Israel has enjoyed unprecedented tourism success this year, with a staggering three million international arrivals.
The figure, the highest in the 60 years since independence, presages a lucrative new source of prosperity for a country which saw foreign tourism dwindle to a near-standstill during the intifada.
Low-cost flights, the return of cruise ships to Haifa and what Rafi Shalev, new director of tourism in UK and Ireland for the Israel Government Tourist Office, calls the "football factor" have all been leading reasons.
"The England-Israel football match [in March 2007] was a catalyst," Mr Shalev told a press conference at London's World Travel Market this week.
"People came, saw the discotheques and the bars and decided to come back. We are seeing a new city-break market with visitors coming for just three or four days."

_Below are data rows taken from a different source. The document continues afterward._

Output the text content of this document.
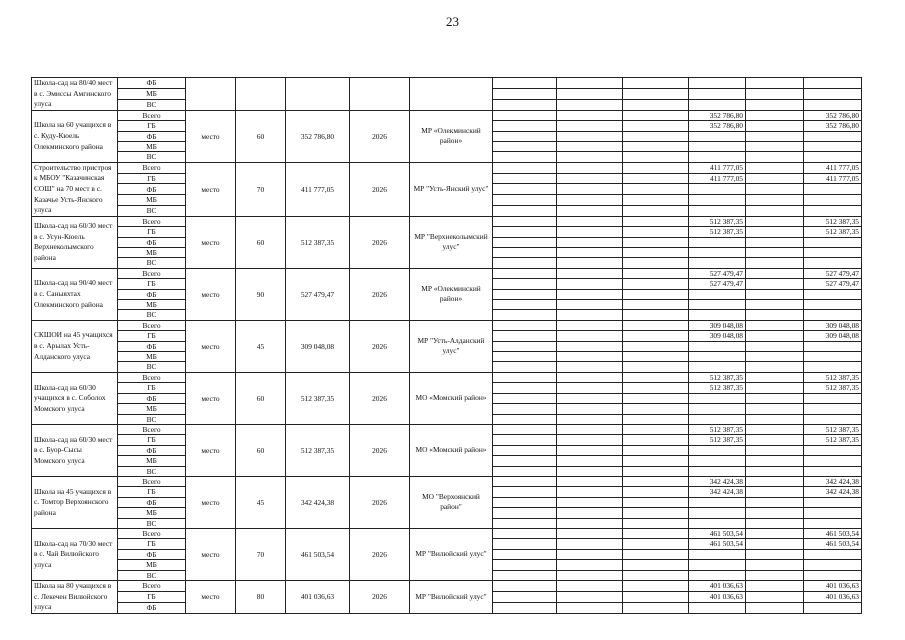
23
Школа-сад на 80/40 мест в с. Эмиссы Амгинского улуса	ФБ											
	МБ											
	ВС											
Школа на 60 учащихся в с. Куду-Кюель Олекминского района	Всего	место	60	352 786,80	2026	МР «Олекминский район»				352 786,80		352 786,80
	ГБ									352 786,80		352 786,80
	ФБ											
	МБ											
	ВС											
Строительство пристроя к МБОУ "Казачинская СОШ" на 70 мест в с. Казачье Усть-Янского улуса	Всего	место	70	411 777,05	2026	МР "Усть-Янский улус"				411 777,05		411 777,05
	ГБ									411 777,05		411 777,05
	ФБ											
	МБ											
	ВС											
Школа-сад на 60/30 мест в с. Усун-Кюель Верхнеколымского района	Всего	место	60	512 387,35	2026	МР "Верхнеколымский улус"				512 387,35		512 387,35
	ГБ									512 387,35		512 387,35
	ФБ											
	МБ											
	ВС											
Школа-сад на 90/40 мест в с. Саныяхтах Олекминского района	Всего	место	90	527 479,47	2026	МР «Олекминский район»				527 479,47		527 479,47
	ГБ									527 479,47		527 479,47
	ФБ											
	МБ											
	ВС											
СКШОИ на 45 учащихся в с. Арылах Усть-Алданского улуса	Всего	место	45	309 048,08	2026	МР "Усть-Алданский улус"				309 048,08		309 048,08
	ГБ									309 048,08		309 048,08
	ФБ											
	МБ											
	ВС											
Школа-сад на 60/30 учащихся в с. Соболох Момского улуса	Всего	место	60	512 387,35	2026	МО «Момский район»				512 387,35		512 387,35
	ГБ									512 387,35		512 387,35
	ФБ											
	МБ											
	ВС											
Школа-сад на 60/30 мест в с. Буор-Сысы Момского улуса	Всего	место	60	512 387,35	2026	МО «Момский район»				512 387,35		512 387,35
	ГБ									512 387,35		512 387,35
	ФБ											
	МБ											
	ВС											
Школа на 45 учащихся в с. Томтор Верхоянского района	Всего	место	45	342 424,38	2026	МО "Верхоянский район"				342 424,38		342 424,38
	ГБ									342 424,38		342 424,38
	ФБ											
	МБ											
	ВС											
Школа-сад на 70/30 мест в с. Чай Вилюйского улуса	Всего	место	70	461 503,54	2026	МР "Вилюйский улус"				461 503,54		461 503,54
	ГБ									461 503,54		461 503,54
	ФБ											
	МБ											
	ВС											
Школа на 80 учащихся в с. Лекечен Вилюйского улуса	Всего	место	80	401 036,63	2026	МР "Вилюйский улус"				401 036,63		401 036,63
	ГБ									401 036,63		401 036,63
	ФБ											
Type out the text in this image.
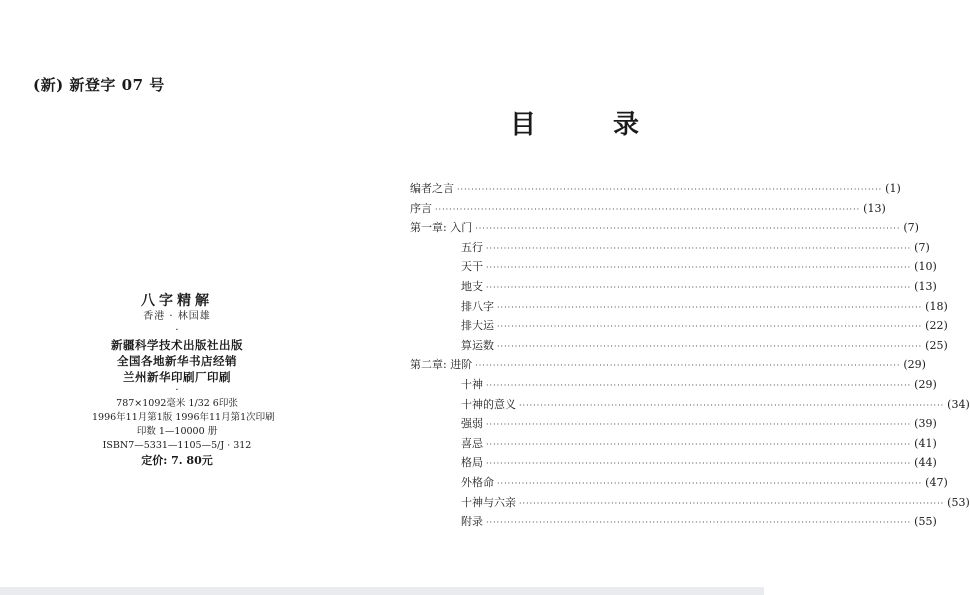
(新) 新登字 07 号
八字精解
香港 · 林国雄
·
新疆科学技术出版社出版
全国各地新华书店经销
兰州新华印刷厂印刷
·
787×1092毫米 1/32 6印张
1996年11月第1版 1996年11月第1次印刷
印数 1—10000 册
ISBN7—5331—1105—5/J · 312
定价: 7. 80元
目 录
编者之言 ························································································································ (1)
序言 ························································································································ (13)
第一章: 入门 ························································································································ (7)
五行 ························································································································ (7)
天干 ························································································································ (10)
地支 ························································································································ (13)
排八字 ························································································································ (18)
排大运 ························································································································ (22)
算运数 ························································································································ (25)
第二章: 进阶 ························································································································ (29)
十神 ························································································································ (29)
十神的意义 ························································································································ (34)
强弱 ························································································································ (39)
喜忌 ························································································································ (41)
格局 ························································································································ (44)
外格命 ························································································································ (47)
十神与六亲 ························································································································ (53)
附录 ························································································································ (55)
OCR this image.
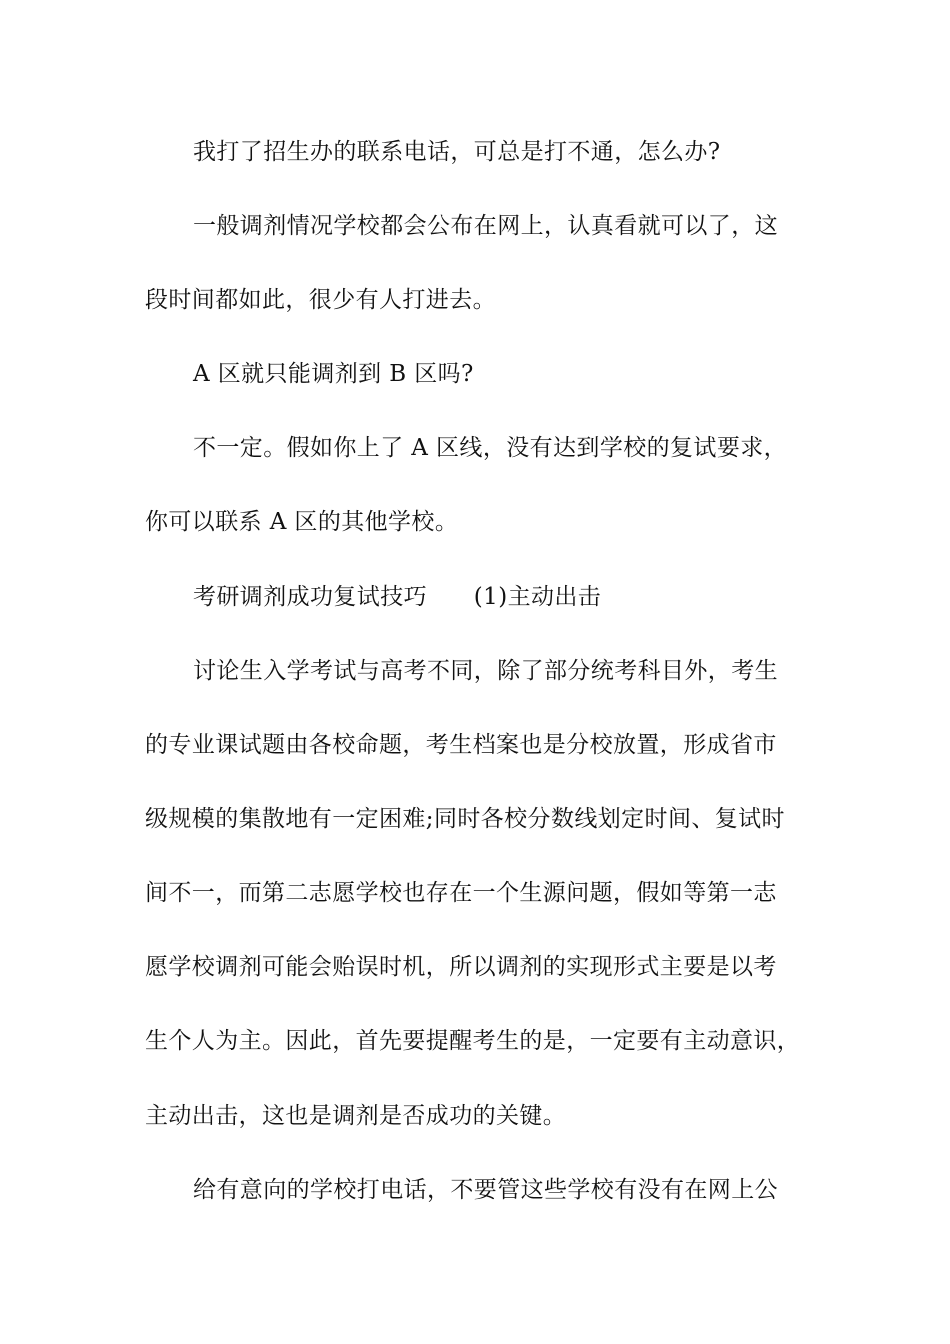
我打了招生办的联系电话，可总是打不通，怎么办?
一般调剂情况学校都会公布在网上，认真看就可以了，这
段时间都如此，很少有人打进去。
A 区就只能调剂到 B 区吗?
不一定。假如你上了 A 区线，没有达到学校的复试要求，
你可以联系 A 区的其他学校。
考研调剂成功复试技巧　　(1)主动出击
讨论生入学考试与高考不同，除了部分统考科目外，考生
的专业课试题由各校命题，考生档案也是分校放置，形成省市
级规模的集散地有一定困难;同时各校分数线划定时间、复试时
间不一，而第二志愿学校也存在一个生源问题，假如等第一志
愿学校调剂可能会贻误时机，所以调剂的实现形式主要是以考
生个人为主。因此，首先要提醒考生的是，一定要有主动意识，
主动出击，这也是调剂是否成功的关键。
给有意向的学校打电话，不要管这些学校有没有在网上公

The city-break market - and a new focus on tourism spurred by cuisine, culture and other "lifestyle" interests - is epitomised by Tel Aviv, said Shaul Zemach, director-general of the Tourism Ministry. The ministry expects to capitalise on the city's coming centenary and its status as the international gateway to the rest of Israel.
But Eilat is also a vital factor in new strategies aimed at beating the credit crunch and keeping up buoyant tourism figures, he said. "We are repositioning Eilat as a high-end, rather than a backpacker, destination, with a dedicated micro-website already in development to show everything the resort has to offer."
Once strictly a dedicated sun'n'fun destination, Eilat is now underpinning a new two-centre market, combined by many foreign visitors with the north of Israel or neighbouring attractions like Petra, in Jordan.
El Al is operating a daily scheduled domestic flight to Eilat to supplement the activities of charter airlines which have dominated traffic to the resort - and has profited from competitors entering the UK market, according to Uri Danor, head of El Al's UK office.
"BMI has fed visitors from Scotland and Ireland into our international departures, and if we could get more slots at Heathrow, a third daily flight to Tel Aviv could be on the cards," he said.
Low cost flights, including those of Thomsonfly from both London and Manchester, have been responsible for an increase of more than 15 per cent in UK visitors alone to 180,000 this year.
Of those, 80 per cent were Jewish, with a new secular "lifestyle" tourist entering the market to boost the secondary pilgrim sector headed for Jerusalem and the Christian sites of the north.
A detailed analysis of mid-year tourism figures issued in July, by which time 1.7 million arrivals had been recorded for the first seven months of 2008, showed an overall increase of 41 per cent over the same period in 2007, with three times as many day visitors - a factor of returning cruise business.
The Tourism Ministry has been challenged with bringing workers - unused to such numbers following the lean visitor years of the intifada - up to speed, running workshops to improve professionalism in everyone from bus drivers to passport control officers.